Si une combinaison d’éléments connus ou naturels n’est pas a priori exclue de la protection du droit d’auteur, encore faut-il que la description qui en est faite soit suffisamment précise pour limiter le monopole demandé à une combinaison déterminée opposable à tous sans l’étendre à un genre insusceptible d’appropriation.

Visuel publicitaire banal

Concernant le visuel publicitaire, l’agence de communication n’en a livré qu’une description purement technique qui découle de sa stricte observation objective et est de ce fait étrangère à la caractérisation de son originalité faute de révéler les choix exprimant un parti pris esthétique et traduisant la personnalité de leur auteur.

Cette carence dans la preuve était d’autant plus dirimante que l’œuvre en débat était une commande adressée à une agence de communication dont la compétence résidait par nature dans la mise en œuvre d’un savoir-faire technique. Or, celle-ci a repris des éléments imposés tels les produits offerts à la vente et a réutilisé des éléments non appropriables tels des couverts et des aliments. Ainsi, rien ne permettait de comprendre en quoi les formes, les couleurs, l’agencement des éléments et leur combinaison du visuel étaient le fruit d’un choix arbitraire de l’auteur et non la reprise d’une association banale appartenant à un fond commun.
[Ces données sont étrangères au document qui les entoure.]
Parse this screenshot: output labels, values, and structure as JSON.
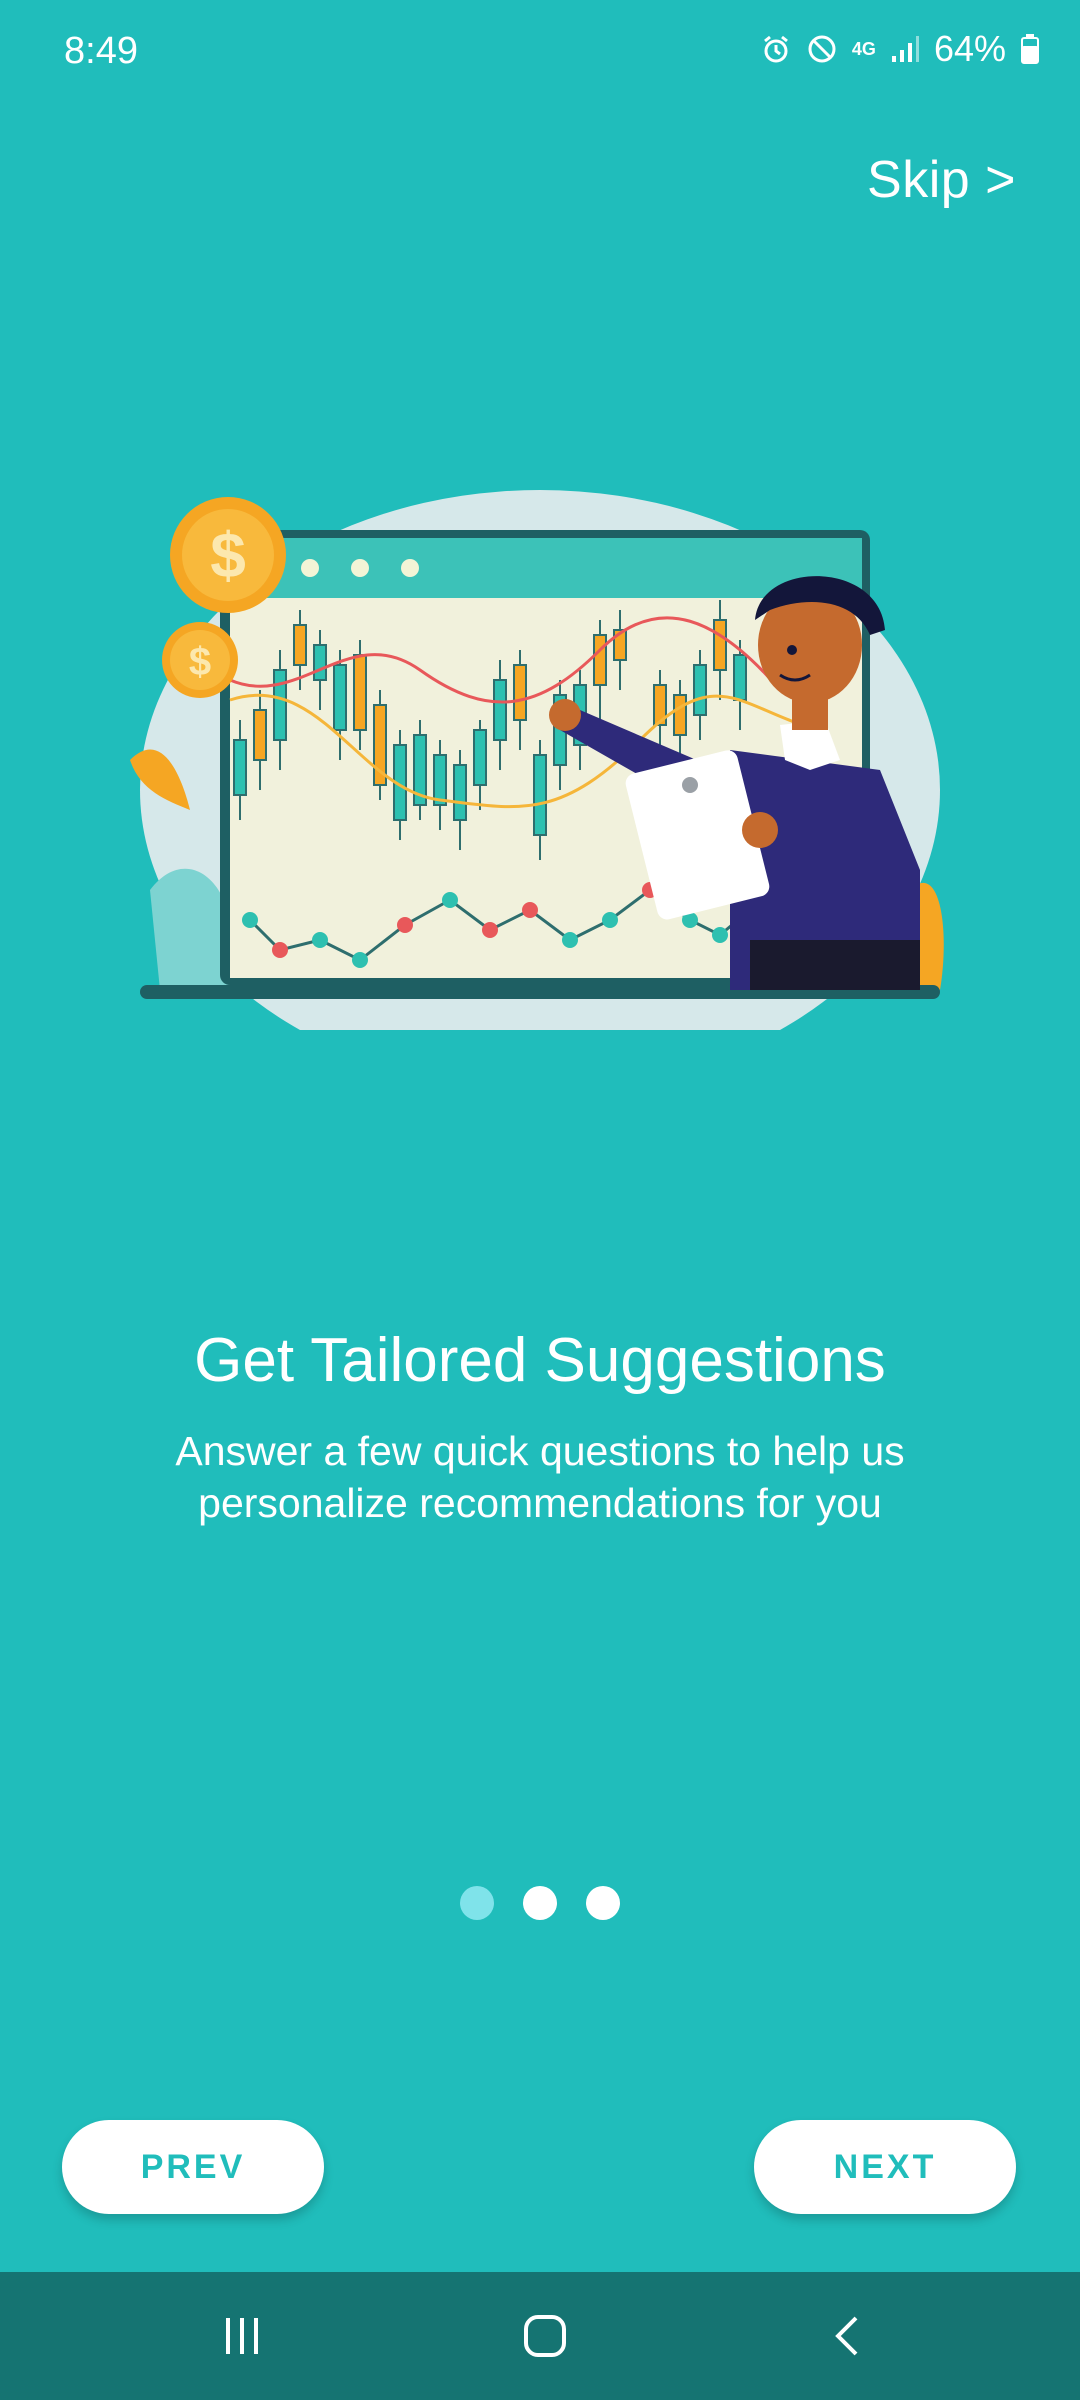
{
  "status_bar": {
    "time": "8:49",
    "network": "4G",
    "battery": "64%",
    "icons": [
      "alarm-icon",
      "do-not-disturb-icon",
      "network-4g-icon",
      "signal-icon",
      "battery-icon"
    ]
  },
  "skip_label": "Skip >",
  "onboarding": {
    "title": "Get Tailored Suggestions",
    "subtitle": "Answer a few quick questions to help us personalize recommendations for you",
    "page_index": 1,
    "page_count": 3
  },
  "buttons": {
    "prev_label": "PREV",
    "next_label": "NEXT"
  },
  "nav_bar": {
    "icons": [
      "recent-apps-icon",
      "home-icon",
      "back-icon"
    ]
  },
  "colors": {
    "background": "#20BDBB",
    "accent": "#20BDBB",
    "active_dot": "#7FE3EA",
    "nav_bar": "#157472"
  }
}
Slogan publicitaire commun

Quant au slogan « aussitôt cuit aussitôt servi », qui est la transposition assumée du proverbe « aussitôt dit aussitôt fait » libre de droit au domaine de la cuisine, il n’est que la description sous une forme promotionnelle accrocheuse du visuel et de la publicité Pyrex évoquée. Il ne présente de ce fait aucune originalité et ne constitue pas une œuvre protégeable par le droit d’auteur.